Last week, FBI Director Christopher Wray drew the U.S. Senate’s attention to cybercrime by warning of a “wider-than-ever” array of adversaries that he said threaten the public’s confidence in the digital world. Thomas Breeden, a supervisory special agent in the bureau’s Baltimore field office, backed up his boss’s concern.
“It’s a challenging space,” Breeden told Technical.ly. “It’s a relatively new space, and it’s something we’re constantly learning about.”
He was specifically referencing virtual currency cybercrime, which, along with other forms of online criminal activity, is apparently on the rise. Increasingly, the FBI is encouraging corporations and other organizations to proactively ensure their own cybersecurity — even while they engage the FBI’s help.
“We’re constantly working with companies so they can mitigate any type of computer intrusion,” Breeden said. “That is an ongoing process. The FBI works with CISA, the Cybersecurity and Infrastructure Security Agency. Their focus is to prevent attacks; The FBI’s focus is to respond to the attacks.”
So, what do these attacks look like?
Breeden said that 90% of the threats he sees come from ransomware attacks. Perpetrators range from individuals to organizations, including many who may have developed cyber skills via the dark web instead of formal education. Most, but not all, crimes involve holding networks hostage for money.
“There are also instances where hackers will hack into a network and they won’t encrypt the network,” he said. “They’ll steal the data and then they’ll say, ‘We’ll sell the data back to you if you give us bitcoin.”

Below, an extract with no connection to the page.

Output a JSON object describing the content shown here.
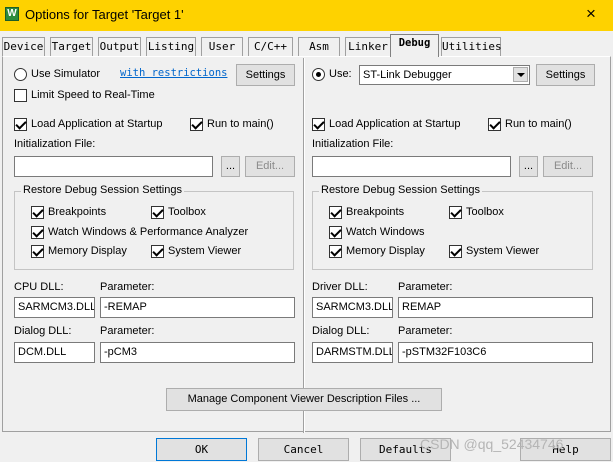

Breeden’s work intersects with that of Baltimore field office colleague Keith Custer, a supervisory special agent focusing on complex financial crimes that he says “increasingly” revolve around cryptocurrency.
“The amount of virtual currency in fraud that was reported [in 2016] was only $28 million,” Custer said. “Fast forward to 2021…and it went from $28 million to $1.6 billion. The growth has really been astronomical. It’s something we’re seeing continue to accelerate.”
As for what amounts ransomware attackers demand, Breeder said they can range from $500 to costs in the seven-figure range, with a potential average ransom of around $100,000. But virtual currency provides agents a silver lining: blockchain receipts.
“There’s a blockchain out there where all those transactions are public,” Breeden said. “We conduct some sort of analysis to track the movement of virtual currency. Ultimately, we understand that cybercriminals still need to turn that virtual currency into what we call ‘fiat currency.’ In the US, that’s dollars. Somewhere in Europe, that’s euros.”
Public surveillance, private assistance
The FBI has cyber squads in dozens of field offices around the country. But policing this crime can be an uphill battle for that many teams. The FBI’s Internet Crime Complaint Center received over 6 million complaints in 2021 alone. That same year, Wray reported, the FBI took 1,1000 actions (including “arrests, criminal charges, convictions, dismantlements and disruptions”) against cyber criminals.
Referencing such notable attacks as those against SolarWinds and Colonial Pipeline, Wray said, “We need the private sector to come forward to warn us —and warn us quickly — when they see malicious cyber activity.”
As cybercrime and virtual currency theft grow, the need for teamwork between companies, agencies and organizations across the spectrum of American life is clear to the FBI. Securing America’s digital future is not a one-agency job, Wray told the Senate.
“We need a whole-of-society approach that matches the scope of the danger,” he stated. “There is no other option for defending a country where nearly all of our critical infrastructure, personal data, intellectual property and network infrastructure sits in private hands.”
Cybercrime victims are encouraged to report incidents to the bureau’s aforementioned complaint center. Agents also suggest the public use two-factor authorizations whenever possible and remember that if something looks too good to be true, it probably is.